Their song ‘Postcard’ is well worth a listen. The ‘ba ba ba’ chorus stays on the same notes, even while the chord structure drops lower and lower down the scale. Very artful. Have a listen and you’ll see what I mean. Click this link, go to ‘Music’, and hit the ‘Album Preview’ button for the album that matches the picture you see here. It’s track four.
The lyrics remind me of Jeff:
God speed my friend,
be sure to think of me
when you touch down,
cast out on a different sea.Just a postcard,
every now and then,
just to let me know
that you’re okay.
On to the random.
Music Non Stop by Kraftwerk Album: Minimum-Maximum
You know what I like about this album? Not that it’s live — Kraftwerk has never been known as radical improvisationalists. No, I just like that it exists. Kraftwerk touring? This is amazing, and I’ll tell you why.
The guys from Kraftwerk are not tremendously accessible people. The story is told of how Florian (or is it Ralf?) didn’t want to have a phone with a ringer on it in the studio. There was a procedure if you wanted to call them. You had to call at just a few seconds to noon. At precisely noon every day, Ralf (or Florian) would lift the phone to see if anyone wanted to talk. And that’s how you could phone them. So shy of the limelight were they that they found innovative ways to avoid performing, especially using robot surrogates (which suited their electronic style very well).
The other reason they never toured was because they couldn’t. It would have required inconveniently large rooms full of computer equipment to perform live. But now that computers have shrunk, they can do the whole thing on laptops.

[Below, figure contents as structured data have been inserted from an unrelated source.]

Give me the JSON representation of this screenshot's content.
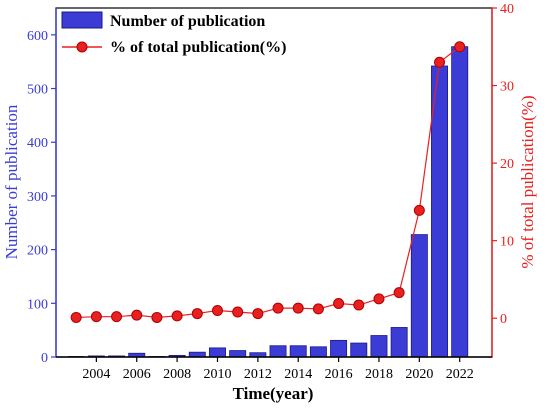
{
  "chart_data": {
    "type": "bar+line",
    "xlabel": "Time(year)",
    "ylabel_left": "Number of publication",
    "ylabel_right": "% of total publication(%)",
    "x": [
      2003,
      2004,
      2005,
      2006,
      2007,
      2008,
      2009,
      2010,
      2011,
      2012,
      2013,
      2014,
      2015,
      2016,
      2017,
      2018,
      2019,
      2020,
      2021,
      2022
    ],
    "x_ticks": [
      "2004",
      "2006",
      "2008",
      "2010",
      "2012",
      "2014",
      "2016",
      "2018",
      "2020",
      "2022"
    ],
    "xlim": [
      2002,
      2023.6
    ],
    "series": [
      {
        "name": "Number of publication",
        "type": "bar",
        "axis": "left",
        "color": "#3b3bd6",
        "values": [
          1,
          2,
          2,
          7,
          1,
          3,
          9,
          17,
          12,
          8,
          21,
          21,
          19,
          31,
          26,
          40,
          55,
          228,
          542,
          578
        ]
      },
      {
        "name": "% of total publication(%)",
        "type": "line",
        "axis": "right",
        "color": "#e82020",
        "values": [
          0.1,
          0.2,
          0.2,
          0.4,
          0.1,
          0.3,
          0.6,
          1.0,
          0.8,
          0.6,
          1.3,
          1.3,
          1.2,
          1.9,
          1.7,
          2.5,
          3.3,
          13.9,
          33.0,
          35.0
        ]
      }
    ],
    "ylim_left": [
      0,
      650
    ],
    "yticks_left": [
      0,
      100,
      200,
      300,
      400,
      500,
      600
    ],
    "ylim_right": [
      -5,
      40
    ],
    "yticks_right": [
      0,
      10,
      20,
      30,
      40
    ],
    "legend_position": "top-left",
    "grid": false
  }
}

They were so far into the future that they had to wait for technology to catch up with them. And that’s the other reason I love that this album exists.

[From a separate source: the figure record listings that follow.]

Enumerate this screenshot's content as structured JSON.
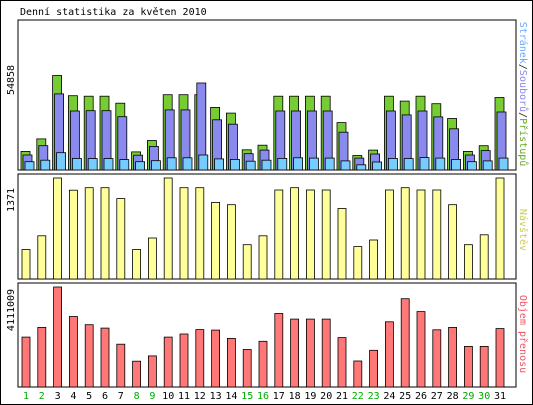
{
  "chart_data": [
    {
      "type": "bar",
      "title": "Denní statistika za květen 2010",
      "ylabel_max": "54858",
      "legend_text": [
        "Stránek",
        "/",
        "Souborů",
        "/",
        "Přístupů"
      ],
      "legend_colors": [
        "#66aaff",
        "#222222",
        "#8888ee",
        "#222222",
        "#66aa22"
      ],
      "ylim": [
        0,
        54858
      ],
      "series": [
        {
          "name": "Přístupů",
          "color": "#77cc33",
          "values": [
            7200,
            12000,
            36500,
            28700,
            28500,
            28500,
            25800,
            7000,
            11400,
            29100,
            29100,
            29100,
            24200,
            22000,
            7800,
            9600,
            28500,
            28500,
            28500,
            28500,
            18300,
            5600,
            7700,
            28500,
            26600,
            28500,
            25600,
            19900,
            7200,
            9400,
            28000
          ]
        },
        {
          "name": "Souborů",
          "color": "#8a8aee",
          "values": [
            5800,
            9400,
            29400,
            22800,
            22900,
            22900,
            20600,
            5700,
            9100,
            23200,
            23200,
            33600,
            19400,
            17700,
            6300,
            7700,
            22800,
            22800,
            22800,
            22800,
            14600,
            4600,
            6200,
            22800,
            21300,
            22800,
            20500,
            15900,
            5800,
            7500,
            22400
          ]
        },
        {
          "name": "Stránek",
          "color": "#77ccff",
          "values": [
            3200,
            3800,
            6700,
            4500,
            4400,
            4400,
            4000,
            3200,
            3600,
            4700,
            4700,
            5800,
            4300,
            4100,
            3400,
            3800,
            4500,
            4700,
            4600,
            4600,
            3500,
            2000,
            3100,
            4500,
            4400,
            4800,
            4600,
            4100,
            3200,
            3500,
            4600
          ]
        }
      ]
    },
    {
      "type": "bar",
      "ylabel_max": "1371",
      "legend_text": [
        "Návštěv"
      ],
      "legend_colors": [
        "#cccc55"
      ],
      "ylim": [
        0,
        1371
      ],
      "series": [
        {
          "name": "Návštěv",
          "color": "#ffff99",
          "values": [
            400,
            586,
            1371,
            1205,
            1240,
            1240,
            1092,
            400,
            556,
            1371,
            1240,
            1240,
            1040,
            1008,
            466,
            586,
            1208,
            1240,
            1208,
            1208,
            957,
            440,
            530,
            1208,
            1240,
            1208,
            1208,
            1008,
            466,
            600,
            1371
          ]
        }
      ]
    },
    {
      "type": "bar",
      "ylabel_max": "4111009",
      "legend_text": [
        "Objem přenosu"
      ],
      "legend_colors": [
        "#ee5566"
      ],
      "ylim": [
        0,
        4111009
      ],
      "series": [
        {
          "name": "Objem přenosu",
          "color": "#ff7777",
          "values": [
            2050000,
            2450000,
            4111009,
            2900000,
            2560000,
            2420000,
            1760000,
            1060000,
            1280000,
            2050000,
            2180000,
            2360000,
            2340000,
            2000000,
            1540000,
            1880000,
            3020000,
            2790000,
            2790000,
            2790000,
            2030000,
            1070000,
            1510000,
            2680000,
            3630000,
            3100000,
            2350000,
            2450000,
            1670000,
            1670000,
            2400000
          ]
        }
      ]
    }
  ],
  "categories": [
    "1",
    "2",
    "3",
    "4",
    "5",
    "6",
    "7",
    "8",
    "9",
    "10",
    "11",
    "12",
    "13",
    "14",
    "15",
    "16",
    "17",
    "18",
    "19",
    "20",
    "21",
    "22",
    "23",
    "24",
    "25",
    "26",
    "27",
    "28",
    "29",
    "30",
    "31"
  ],
  "weekend_days": [
    "1",
    "2",
    "8",
    "9",
    "15",
    "16",
    "22",
    "23",
    "29",
    "30"
  ],
  "label_colors": {
    "weekday": "#000000",
    "weekend": "#00aa00",
    "axis_text": "#000000"
  }
}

‘Music Non Stop’ was a little dull on the 1986 album Electric Café, but it’s been fine-tuned into a funky beast for the live shows.

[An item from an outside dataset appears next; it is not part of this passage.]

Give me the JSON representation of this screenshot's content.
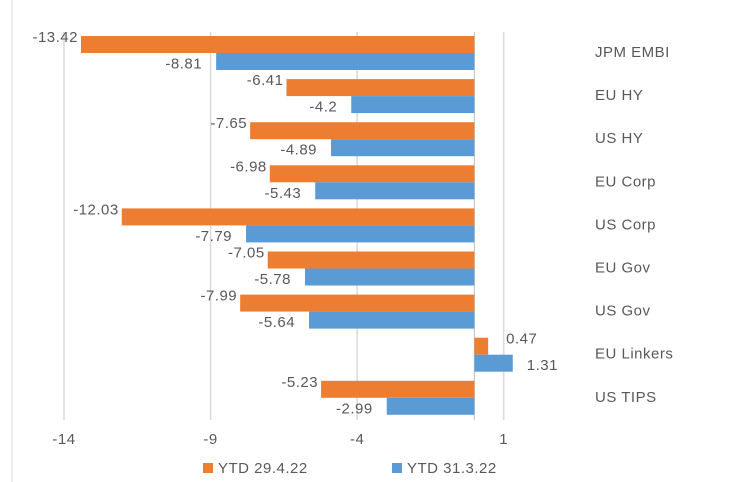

Handel: Music for the Royal Fireworks – V Menuet I & II (Andante) by Royal Concertgebouw Orchestra; Bernard Haitink, conductor Album: Water Music & Music for the Royal Fireworks
Handel wrote some magnificent music. I like imagining this being played on a boat, floating up the Thames. As indeed it was, for King George I — hence the name.
Here’s the history:
On Wednesday 17 July 1717, in the evening, there occurred in London a royal event of great splendour. King George I and a large gathering of the English nobility boarded open barges on the river Thames at Whitehall and sailed up river to Chelsea, where they took supper. Such was the success of the evening that the party did not leave until three o’clock in the morning, the King arriving back at St James’s Palace at about half-past four. One of the river barges (according to a report in the Daily Courant of 19 July) ‘was employ’d for the Musick, wherein were 50 instruments of all sorts who play’d… the finest Symphonies, compos’d express for this Occasion, by Mr Hendel: which his Majesty liked so well, that he caus’d it to be plaid over three times in going and returning’.
Orchestra on a boat, Handel conducting. Now that was the way to ride.
Cigarettes Will Kill You by Ben Lee Album: Triple J Hottest 100, Volume 6
Always good to go back to this song. It’s not about cigarettes though — it’s more a metaphorical exploration of how we cook and eat the ones we love. Hmm.
Mayfly by Belle & Sebastian Album: If You’re Feeling Sinister
I have to say, this song would be less effective without the cheesy organ solo. Do you ever get the feeling that we just don’t deserve bands like Belle and Sebastian? They seem too sweet and pleasant to exist.
All in the Golden Afternoon by Alphaville Album: Prostitute
An album a lot of people missed, which is too bad because there are a lot of good moments on it. This is actually a setting of the Lewis Carroll poem where he describes a boat ride with the three Liddell girls who would serve as the model for Alice. It’s a lovely setting for the poem — almost more of a painting, really.
4 November 2006 at 11:45 am
I played Water Music in a young-ish string orchestra back in 2001 and it was nice to play. Like most other Handel. I have a book of his sonatas that are lovely just to pick one and sightread when I want to relax.
Ben Lee is also good. I’ve got his whole album in iTunes and I find it makes good study background music.
10 November 2006 at 12:29 am
I liked it enough to steal it for my header. Oh, I liked the music too.
10 November 2006 at 4:15 pm
jeffrey: I thought you might a bit.
ash: I can’t listen to the new Ben Lee album while trying to think. It could be that the lyrics are clever and I want to think about them, or it could be that the vocals are put right up front, no echo. Very direct.
Must be fun to be able to play Handel. And sightread.
11 November 2006 at 5:08 am
Seriously, anytime you want a lesson, let me know! It’d be different trying to teach an adult because their hands are never as flexible as a 5-year-old kid’s dirty-covered-in-play-doh hands.